Alpes-Maritimes (06)
Terrain dominant : haute montagne et domaine glaciaire. Ce qu’on y marche, ce qui s’y pratique, la fenêtre praticable — et où aller ensuite pour préparer la sortie.
Caractéristiques
Ce qu’il faut savoir avant d’y aller.
| Terrain dominant | Haute montagne et domaine glaciaire |
|---|---|
| Région | Provence-Alpes-Côte d’Azur |
| Milieux à marcher | Mercantour, vallée des Merveilles, arrière-pays niçois, préalpes de Grasse, littoral |
| Grands itinéraires | sentiers de traversée du Mercantour et itinéraires reliant la montagne à la mer |
| Point haut | crêtes du Mercantour, au-delà de 3 000 m |
| Ce qu’on y pratique | randonnée d’altitude, itinérance mer-montagne, canyoning dans les vallées, escalade, ski de randonnée, plongée sur le littoral |
| Fenêtre praticable | Alpages et cols dégagés de la fin du printemps à l’automne ; le domaine glaciaire a ses propres fenêtres, et l’enneigement décale tout d’une année sur l’autre. |
| Qui décide de l’accès | Le gestionnaire du site — parc national pour son cœur, réserve, ONF en forêt domaniale — et la préfecture pour les arrêtés temporaires. |
Ce que cela implique
- Deux régimes cohabitent : des sentiers balisés en fond de vallée et en alpage, et un domaine glaciaire qui demande corde, crampons, piolet et formation. La frontière entre les deux n’est pas toujours matérialisée sur le terrain.
- C’est le dénivelé qui fait la durée, pas la distance : douze kilomètres avec mille quatre cents mètres de montée durent plus longtemps que vingt-cinq kilomètres de plat.
- L’altitude fabrique sa météo : orage d’après-midi en été, refroidissement rapide, et neige possible en toute saison sur les hauts.
- Réglementation dense : cœur de parc national, réserves naturelles, arrêtés de protection de biotope. Le chien, le bivouac, le drone et le vol libre n’y ont pas le statut qu’ils ont ailleurs.

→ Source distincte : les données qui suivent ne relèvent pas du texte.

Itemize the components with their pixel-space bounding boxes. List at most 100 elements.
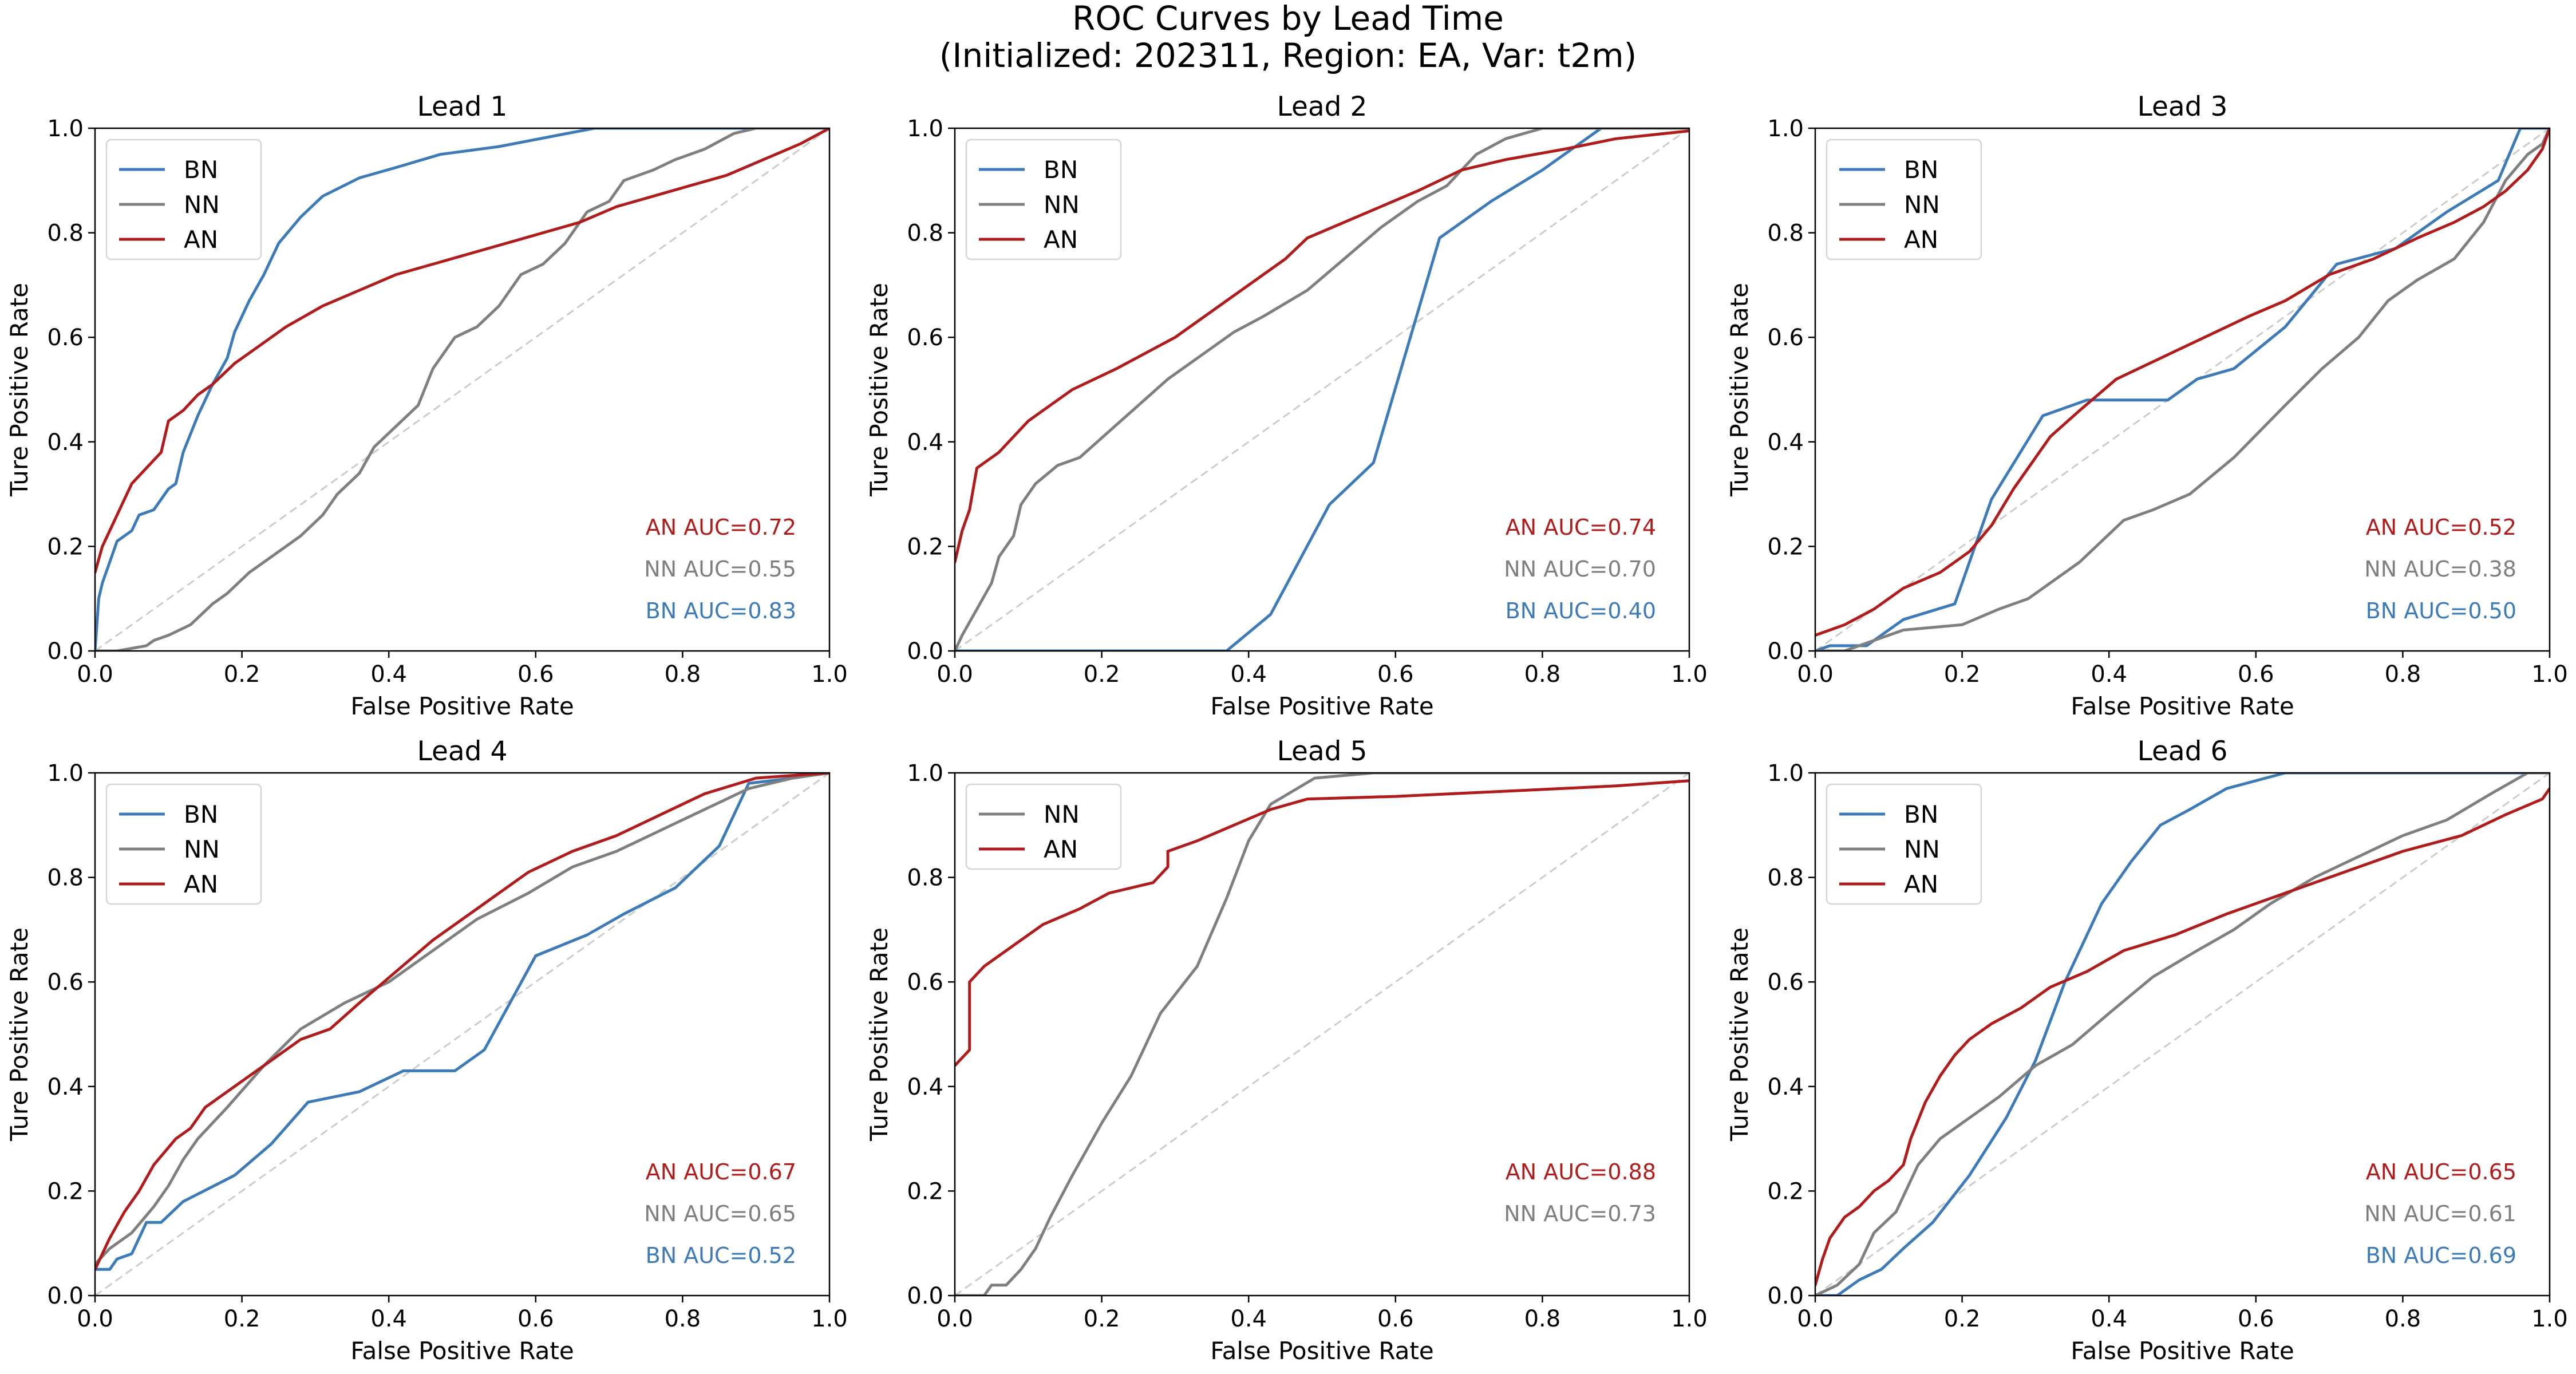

Peu de départements offrent un tel gradient : de la mer à trois mille mètres en moins de cinquante kilomètres. Cette compression a une conséquence sur la marche — les vallées sont raides et les dénivelés d’accès considérables — et une conséquence météorologique : les remontées humides venues de la mer se heurtent au relief et fabriquent des orages violents et rapides. C’est aussi ce qui rend possibles des itinérances qui descendent de l’altitude jusqu’au rivage en quelques jours.
La vallée des Merveilles concentre un patrimoine de gravures protégé : la circulation y est encadrée, le hors-sentier proscrit, et une partie du secteur ne se visite qu’accompagné. C’est un cas où la réglementation ne protège pas le visiteur mais le site, et où elle est appliquée.
À vérifier avant de partir
- L’arrêté municipal ou préfectoral en vigueur sur le secteur : c’est lui qui autorise ou interdit le bivouac, le feu, et parfois l’accès lui-même.
- L’état d’ouverture du sentier auprès de son gestionnaire : un itinéraire fermé après un éboulement ou une tempête le reste souvent plusieurs saisons.
- Le bulletin de montagne ou le bulletin marin correspondant, plutôt que la météo de la ville la plus proche.
- La période de chasse et les jours concernés, sur les massifs et les forêts où elle est pratiquée.
Découpage administratif, milieux et grands itinéraires : données stables. Ouverture des sentiers, arrêtés d’accès aux massifs, périodes de chasse et niveaux d’alerte changent d’une saison à l’autre, parfois d’un jour à l’autre : vérifiez auprès du gestionnaire du site et de la préfecture avant de partir.